Là où ils m’ont vraiment soufflée, cette année, c’est quand ils m’ont demandé de montrer en classe Cruel Intentions, en me promettant que c’était une adaptation des Liaisons dangereuses. J’ai été bien avisée de me regarder le film avant de leur répondre. Et là, grand choc : d’une part, contrairement à ce que je croyais, c’est une transposition très réussie du roman (à l’époque contemporaine, et reprenant, pour les détourner, les poncifs du film américain pour teenagers), et d’autre part c’est un film beaucoup plus "inappropriate", et, selon mes critères, beaucoup plus choquant que les deux autres. Le langage et les gestes sont crus, mais, ah oui, ça y est je comprends, il n’y a pas de nudité à l’écran. Pas le moindre petit bout de sein dévoilé.

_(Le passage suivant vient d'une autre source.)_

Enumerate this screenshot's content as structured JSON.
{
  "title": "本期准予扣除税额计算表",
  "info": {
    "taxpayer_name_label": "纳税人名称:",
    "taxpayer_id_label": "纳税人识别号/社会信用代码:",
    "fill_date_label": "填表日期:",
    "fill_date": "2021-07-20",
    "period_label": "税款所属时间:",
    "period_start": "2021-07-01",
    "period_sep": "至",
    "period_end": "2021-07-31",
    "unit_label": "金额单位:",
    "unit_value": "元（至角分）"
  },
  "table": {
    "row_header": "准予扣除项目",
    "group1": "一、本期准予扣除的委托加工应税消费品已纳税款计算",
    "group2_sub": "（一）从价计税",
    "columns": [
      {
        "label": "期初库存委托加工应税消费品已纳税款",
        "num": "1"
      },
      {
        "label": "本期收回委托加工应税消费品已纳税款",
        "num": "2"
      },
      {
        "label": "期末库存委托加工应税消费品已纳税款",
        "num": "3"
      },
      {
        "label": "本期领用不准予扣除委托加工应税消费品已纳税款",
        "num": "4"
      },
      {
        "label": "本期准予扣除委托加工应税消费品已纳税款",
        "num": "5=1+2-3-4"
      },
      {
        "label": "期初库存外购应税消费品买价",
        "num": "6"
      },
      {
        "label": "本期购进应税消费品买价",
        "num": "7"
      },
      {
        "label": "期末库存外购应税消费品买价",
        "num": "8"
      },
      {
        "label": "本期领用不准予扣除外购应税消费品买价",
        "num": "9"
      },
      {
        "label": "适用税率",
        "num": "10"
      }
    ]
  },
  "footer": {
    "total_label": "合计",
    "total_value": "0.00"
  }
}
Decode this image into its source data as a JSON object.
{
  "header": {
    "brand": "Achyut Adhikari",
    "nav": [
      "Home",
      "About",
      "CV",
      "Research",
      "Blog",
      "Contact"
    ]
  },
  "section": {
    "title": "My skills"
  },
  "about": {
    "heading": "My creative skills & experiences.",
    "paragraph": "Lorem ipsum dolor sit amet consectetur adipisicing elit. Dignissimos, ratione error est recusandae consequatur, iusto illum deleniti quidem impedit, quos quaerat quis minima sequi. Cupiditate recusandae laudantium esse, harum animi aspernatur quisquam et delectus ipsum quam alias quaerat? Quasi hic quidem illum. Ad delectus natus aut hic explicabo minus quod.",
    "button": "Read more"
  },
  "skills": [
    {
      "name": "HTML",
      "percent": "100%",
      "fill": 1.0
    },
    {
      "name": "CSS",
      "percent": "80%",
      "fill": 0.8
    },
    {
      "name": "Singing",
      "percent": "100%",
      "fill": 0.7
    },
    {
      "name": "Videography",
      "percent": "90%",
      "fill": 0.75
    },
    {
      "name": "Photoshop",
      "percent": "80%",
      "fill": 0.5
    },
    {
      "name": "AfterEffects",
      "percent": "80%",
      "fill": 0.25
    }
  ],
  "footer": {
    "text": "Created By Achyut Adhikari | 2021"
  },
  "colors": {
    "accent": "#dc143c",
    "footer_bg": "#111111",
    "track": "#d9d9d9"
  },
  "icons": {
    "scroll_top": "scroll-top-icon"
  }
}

Alors la moralité est sauve, n’est-ce pas, même si le personnage principal dit à son demi-frère : « Tu pourras me la mettre où tu veux » (Valmont et Merteuil sont demi-frère et sœur). J’avais oublié que même les plus intelligents de mes élèves restent profondément américains. De voir les fesses de Cécile ou sa poitrine constitue une atteinte à la bienséance. Mais de parler de ce qu’on fait avec ces parties du corps est inoffensif, puisqu’ « on ne voit rien » (C’est ce que m’ont répondu les deux filles qui insistaient pour qu’on regarde le film en classe). Mmh. La génération de l’image ? La primauté du visuel ? Une certaine forme de pruderie qui consisterait à « sauver les apparences » ? Qu’en penses-tu ? Quoi, tu es déjà parti(e) te louer les films ? Remarque, tu n’as pas tort, à eux trois, ils t’apprendront quelque chose. Je recommande le bouquin, quand même. Peut-être un peu plus tard, quand tes hormones laisseront à ton cerveau le loisir de te préoccuper d’autre chose que ton initiation aux plaisirs de la chair. Il y a un temps pour tout.

[Troisième participation aux Sabliers Givrés de Kozlika, sur une amorce proposée par Kozlika elle-même, et en réponse à un billet de Samantdi. Cette amorce était le début du billet « Keywords » de Pascal, sur son blog, Finis Africae.]